Over the years I have taken many photographs that in my opinion have been rewarding. This one of Talacre Lighthouse is on my lounge wall in extra-large size 120 x 80 cm (47” x 31” approx). Admittedly it breaks the Rool of Thurds, but I like it and that’s the important thing.
However this is not really my Reward photograph. The one below, a sunset taken on Frith Beach, Prestatyn, probably qualifies more as one I would reward myself for. Mainly because I spent some time waiting for the sunset to happen.
In order to obtain pictures by means of the hand camera it is well to choose your subject, regardless of figures, and carefully study the lines and lighting. After having determined upon these watch the passing figures and await the moment in which everything is in balance; that is, satisfied your eye. This often means hours of patient waiting. My picture, “Fifth Avenue, Winter” is the result of a three hours’ stand during a fierce snow-storm on February 22nd 1893, awaiting the proper moment. My patience was duly rewarded. Of course, the result contained an element of chance, as I might have stood there for hours without succeeding in getting the desired pictures. – Alfred Stieglitz – “The Hand Camera” (1897)
I know I have shown you this photograph before but here’s the background behind it.

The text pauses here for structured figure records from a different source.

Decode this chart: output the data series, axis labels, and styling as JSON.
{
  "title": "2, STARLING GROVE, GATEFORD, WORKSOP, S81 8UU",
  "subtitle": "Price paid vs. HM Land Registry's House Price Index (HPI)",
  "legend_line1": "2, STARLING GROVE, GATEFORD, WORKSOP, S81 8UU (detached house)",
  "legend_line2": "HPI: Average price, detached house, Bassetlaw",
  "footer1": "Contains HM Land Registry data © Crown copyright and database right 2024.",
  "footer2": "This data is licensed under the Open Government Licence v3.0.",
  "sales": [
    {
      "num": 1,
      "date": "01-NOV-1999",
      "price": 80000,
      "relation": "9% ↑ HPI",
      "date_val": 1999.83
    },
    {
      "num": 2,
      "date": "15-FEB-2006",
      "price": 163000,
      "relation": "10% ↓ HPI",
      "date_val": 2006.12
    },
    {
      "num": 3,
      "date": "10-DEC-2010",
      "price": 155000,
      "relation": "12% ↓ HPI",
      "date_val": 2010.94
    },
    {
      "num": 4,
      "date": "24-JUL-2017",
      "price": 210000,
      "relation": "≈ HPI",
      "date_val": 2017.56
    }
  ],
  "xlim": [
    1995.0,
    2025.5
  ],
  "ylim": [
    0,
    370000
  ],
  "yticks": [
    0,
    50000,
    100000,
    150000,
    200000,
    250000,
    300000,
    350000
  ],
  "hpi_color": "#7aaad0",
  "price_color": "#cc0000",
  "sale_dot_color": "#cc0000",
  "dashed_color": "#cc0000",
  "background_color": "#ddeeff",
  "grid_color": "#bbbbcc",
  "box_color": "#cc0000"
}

Standing on a cold wind-swept beach on the 25 November 2014 I was waiting for the sunset. The cloud formation and the way the sun was dipping down behind the mountains seemed to suggest that it might be a really good one. But like all weather events you can never really tell what you are going to get until it happens. Previously I’ve seen what looked like an amazing sunset only for it to fizzle out in seconds, never delivering the promised light show. I’m sure you’ve been in that situation as well, waiting for something to happen and then facing disappointment when it doesn’t?
Meanwhile I was getting colder and colder. November on our wind-swept beaches is not a comfortable position to be in, trust me, I’ve done it often enough. Sure I was equipped to be out there but on the exposed beach it’s amazing how you can get cold really fast, especially if you are not moving around too much.
After an hour on the beach it was looking like maybe I had got this one wrong. The sun had almost dipped behind the mountains and there was only a small red band of colour running along the horizon. Not much of a sunset at all. Time to pack up and go home.
But then it suddenly changed, the lower part of the sky nearest the horizon started to glow red and purple, then those cloud formations started to pick up the colour. I just knew then that this one was going to be a cracker. OK! I was cold but there was absolutely no way I was leaving the beach until I had captured every aspect of this sunset. Best of all I had the beach to myself, no one there, perfect. I was right, as you can see, As an aside I haven’t seen a sunset like this since I was on the Falkland Islands, and that was a long time ago. This sunset lasted a good twenty minutes before the sky finally lost most if it’s colour and all that red disappeared. That’s why I class this one as one of the most rewarding photographs I’ve taken in a while.